スティーブン G・ローズ「7 Bankers and A couple of Brokers unpack a library」

2012年3月4日(日) - 4月15日(日)

オープニングレセプション(サンデーブランチ)3月4日(日) 13:00-16:00
※オープニング当日は日曜の通常営業時間通り17時までとなっております。

親愛なる弟へ
何ヶ月もの愚行と堕落の果てに、ようやく仕事に集中する日々を過ごせるような気力が蘇ってきた。嗚呼、とはいえ今、自分がひどく疲れて役立たずであることを感じているのも事実だけれど。でも君の助けがあれば、またすぐに気力が漲るはず! きっと大丈夫、物事がそれなりに、というか、かなり良い感じに進んでいくことはわかっている。今や、手元にある資産に詳しくなることしか、僕に選択肢はないんだし。でも同時に、手元に何がないのかもわかっている。いま手元にあるものについては、何度も何度も数えたからよくわかっている。最後に数えたとき、それは516だった。おそらくこれは、僕の頭に生えている白髪の総数に違いない。でも、もしかしたらもっと必要かもしれない。たぶんあと500本の毛髪(500冊の本)が。そうすれば、頭をまるごとひとつ手に入れることに近づけるかもしれない。こんな作業はくだらないと君は考えるだろう。お金を数えてるわけじゃないんだし。でも、一本の毛髪が美術作品に生命を吹き込むことの価値と力を否定することは君にもできない――イメージの幽霊たちはまた生命力を取り戻す…。図書館なんてものを見つけ出すには、犠牲を払わなければならない。僕は喜んで、自分の図書館を金融資産として会社に登録することだろう。僕たちはみんな賃借人だ。君が僕にお金をくれて、生産することへの気迫を蘇らせ、失ったものが返還されるのを見ることができたなら、どんなに良いだろう。たしかに現時点では、私が動き始めるには最低でもあと少し必要だ。ひとつはだいたい1500マルク、もうひとつは120マルク。でもそれは、その場しのぎでしかないだろう。少なくとも、さらに、1年に2000マルクほど僕ひとりで必要になる。これを実行するために、僕たちは勇気を持つ必要がある。
君の兄――A.W.より

スティーブン G ローズは1977年テキサス州ヒューストンで生まれ。2005年アート・センター・カッレジ・オブ・デザイン、パサデナ(カリフォルニア)を修了。現在はベルリンとニューオリンズを拠点に、様々な都市で国際的な展覧会に勢力的に参加しています。主な展覧会にミグロス美術館での個展(2012年開催予定)、CCAワティス・インスティチュート・オブ・コンテンポラリーアート、サンフランシスコ(2011年)、ハマー美術館、ロサンゼルス(2010年個展)、ルベルコレクション美術館、マイアミ(2009 – 2010年), 「The Generational : Younger Than Jesus」ニューミュージアム・オブ・コンテンポラリーアート、ニューヨーク(2009年)、「Prospect. 1」ニューオリンズ (2008-2009年) 「between two deaths」 ZKM, センター・フォー・アート・アンド・メディア、カールスルーへ(2007年)などがあります。

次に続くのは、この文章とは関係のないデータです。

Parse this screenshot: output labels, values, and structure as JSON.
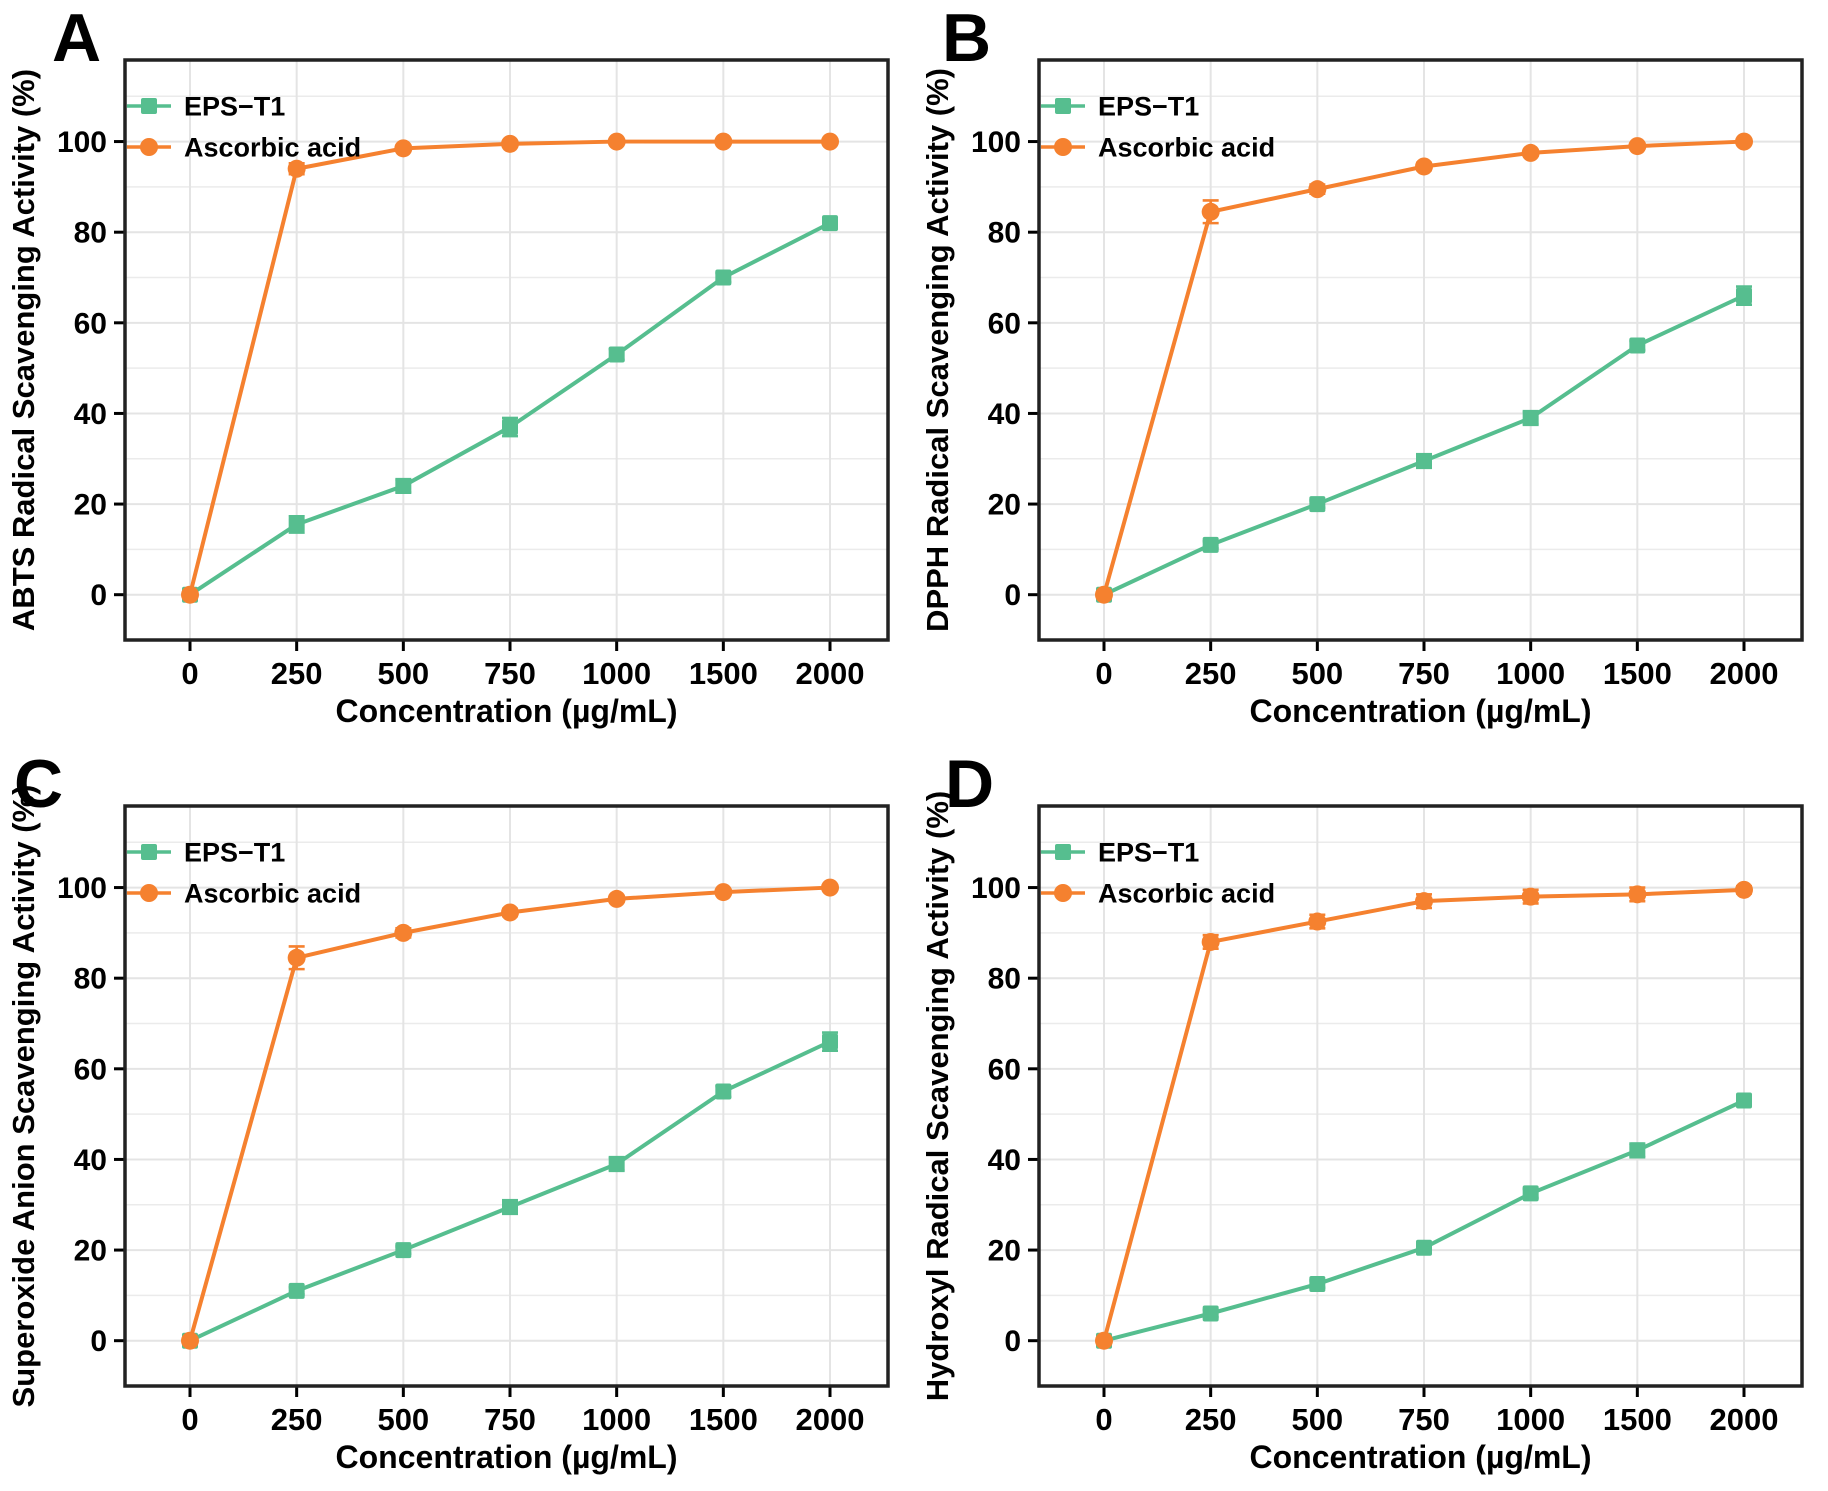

ローズはこれまでにマルチメディアなインスタレーションという形式を用い歴史的・文化的な素材を融合させた作品を発表しています。2009年にMISAKO & ROSENで開催した日本初個展ではディズニーの初の実写映画「南部の唄」(Song of South)を題材にした作品を発表しました。熊に扮した彼自身をディズニーの実写映画の物語に入り込ませ、スタンリー・キューブリックが映画化したスティーブン・キングの「シャイニング」からの音と映像をサンプリングや繋ぎ合わせといった触覚的な過程を経ることによって、結果として生じるインスタレーションが、もともとの素材に隠れていた二次的な意味や物語をさらけ出すというローズの試みを成功させています。
日本での2度目となる本展覧会でローズは、ある特定の人物を元に歴史的な物語に着目しています。これまで「Vacant Portrait」と題したポートレイト作品を発表してきました。このシリーズにおける肖像は、幽霊の陰影のような画風にそれぞれがキャスティングされた状態で演出されています。このポートレイトシリーズの展開により今回の展覧会タイトルを「7 Bankers and A couple of Brokers unpack a library」と題し、ハンブルグの富裕なユダヤ人銀行一族のひとりとして生まれ、鬱病を煩った美術史家アビ・モーリッツ・ヴァールブルク(Aby Moritz Warburg)を題材にしています。今だ、銀行一族として存在するその富豪一族のスペクタルな存在と歴史の物語を絵画と映像インスタレーションを通して発表いたします。 この機会にどうぞご高覧下さい。